The first is FiraGO, a sans-serif typeface, which is what is applied to the body text and headings. It is the main font of this website and is available in regular and bold weights with corresponding italics. This is also the system font I apply on my Debian machines running my custom working environment.

FiraGO is the continuation of Fira Sans, with support for more scripts and, possibly in the future, more variants. At this point, FiraGO has not yet deviated substantially from its predecessor, though this is to be expected.

Fira Sans was a project funded by Mozilla to cover the needs of the Firefox OS endeavour. It is a free/libre implementation of Erik Spiekermann’s “modern classic”: the FF Meta. Consider reading Matthew Butterick’s review on the matter.

My second font is Hack, a monospaced design that is ideal for long coding sessions because it is not flamboyant. It only tries to be utilitarian. Legible, clear, well balanced, decipherable. A true workhorse. It seems to me that Hack is the best typeface to emerge from the libre software milieu, as it is derived from the DejaVu fonts, which themselves trace their roots to Bitstream Vera.

The Hack designers offer the alt-hack repository for those who, like me, want to build a modified version of the font with some alternate glyphs. This is what I use (and what I distribute with my dotfiles, under the same license terms as the original). I have built the font from source and applied these patches:

  1. u0028-curved
  2. u0029-curved
  3. u0030-forwardslash
  4. u0033-flattop

To my eyes, these minor tweaks make Hack “sturdier” and are slightly more consistent with the overall personality of the typeface. This is just a matter of agreeing on the defaults. The original glyphs for those four code points add a bit more “character” to an otherwise Spartan presentation; the kind of flair I would rather avoid.

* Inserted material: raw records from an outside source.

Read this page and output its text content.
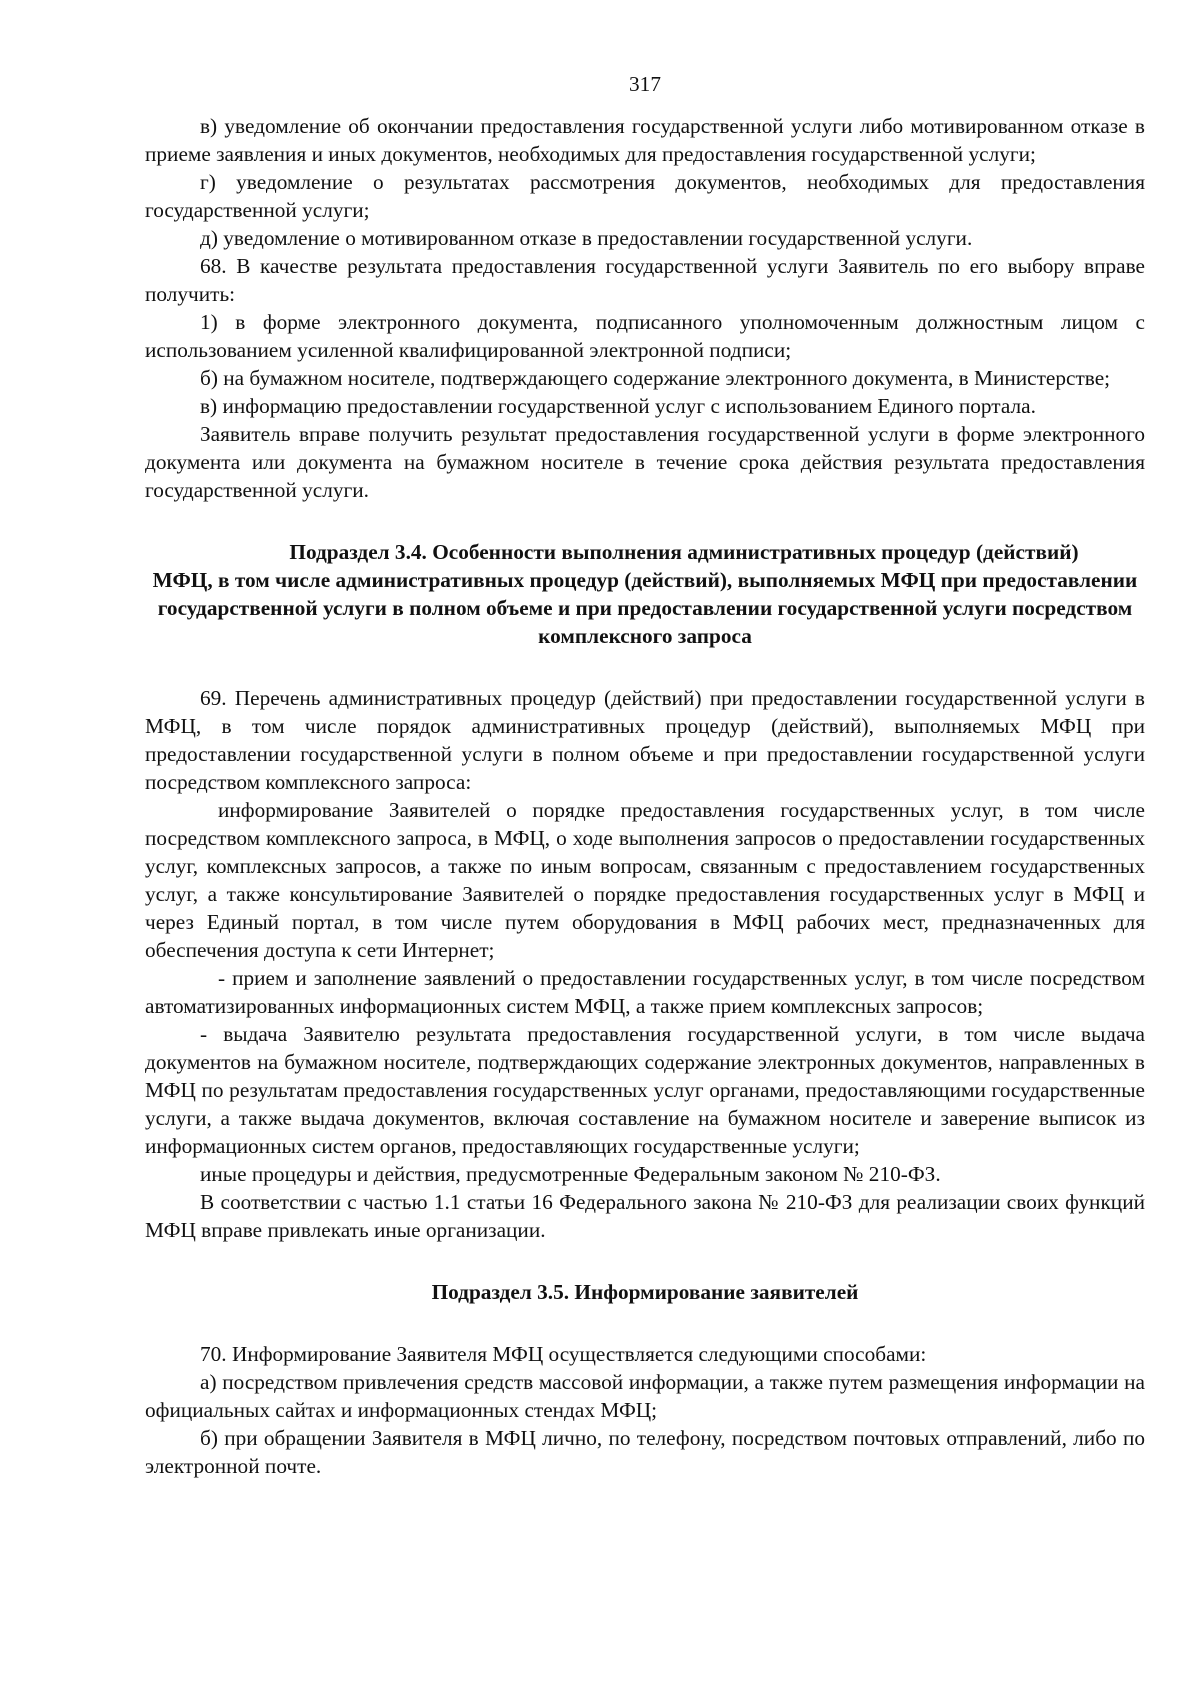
317

в) уведомление об окончании предоставления государственной услуги либо мотивированном отказе в приеме заявления и иных документов, необходимых для предоставления государственной услуги;

г) уведомление о результатах рассмотрения документов, необходимых для предоставления государственной услуги;

д) уведомление о мотивированном отказе в предоставлении государственной услуги.

68. В качестве результата предоставления государственной услуги Заявитель по его выбору вправе получить:

1) в форме электронного документа, подписанного уполномоченным должностным лицом с использованием усиленной квалифицированной электронной подписи;

б) на бумажном носителе, подтверждающего содержание электронного документа, в Министерстве;

в) информацию предоставлении государственной услуг с использованием Единого портала.

Заявитель вправе получить результат предоставления государственной услуги в форме электронного документа или документа на бумажном носителе в течение срока действия результата предоставления государственной услуги.

Подраздел 3.4. Особенности выполнения административных процедур (действий)
МФЦ, в том числе административных процедур (действий), выполняемых МФЦ при предоставлении государственной услуги в полном объеме и при предоставлении государственной услуги посредством комплексного запроса

69. Перечень административных процедур (действий) при предоставлении государственной услуги в МФЦ, в том числе порядок административных процедур (действий), выполняемых МФЦ при предоставлении государственной услуги в полном объеме и при предоставлении государственной услуги посредством комплексного запроса:

информирование Заявителей о порядке предоставления государственных услуг, в том числе посредством комплексного запроса, в МФЦ, о ходе выполнения запросов о предоставлении государственных услуг, комплексных запросов, а также по иным вопросам, связанным с предоставлением государственных услуг, а также консультирование Заявителей о порядке предоставления государственных услуг в МФЦ и через Единый портал, в том числе путем оборудования в МФЦ рабочих мест, предназначенных для обеспечения доступа к сети Интернет;

- прием и заполнение заявлений о предоставлении государственных услуг, в том числе посредством автоматизированных информационных систем МФЦ, а также прием комплексных запросов;

- выдача Заявителю результата предоставления государственной услуги, в том числе выдача документов на бумажном носителе, подтверждающих содержание электронных документов, направленных в МФЦ по результатам предоставления государственных услуг органами, предоставляющими государственные услуги, а также выдача документов, включая составление на бумажном носителе и заверение выписок из информационных систем органов, предоставляющих государственные услуги;

иные процедуры и действия, предусмотренные Федеральным законом № 210-ФЗ.

В соответствии с частью 1.1 статьи 16 Федерального закона № 210-ФЗ для реализации своих функций МФЦ вправе привлекать иные организации.

Подраздел 3.5. Информирование заявителей

70. Информирование Заявителя МФЦ осуществляется следующими способами:

а) посредством привлечения средств массовой информации, а также путем размещения информации на официальных сайтах и информационных стендах МФЦ;

б) при обращении Заявителя в МФЦ лично, по телефону, посредством почтовых отправлений, либо по электронной почте.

Not that they are bad per se—just that I prefer their alternatives in the context of what Hack represents.

The right tool for the job

I will be refining my subsetting script and may build on top of it to automate various tasks, such as building the optimised woff and woff2 files for my website when new upstream versions are released.

Now that I have found a way to manipulate practically every available typeface out there, I can think of no good reason to ever compromise again with something like Google Fonts.

Granted, there is a bit of an effort involved, which is well worth it for the added flexibility it offers.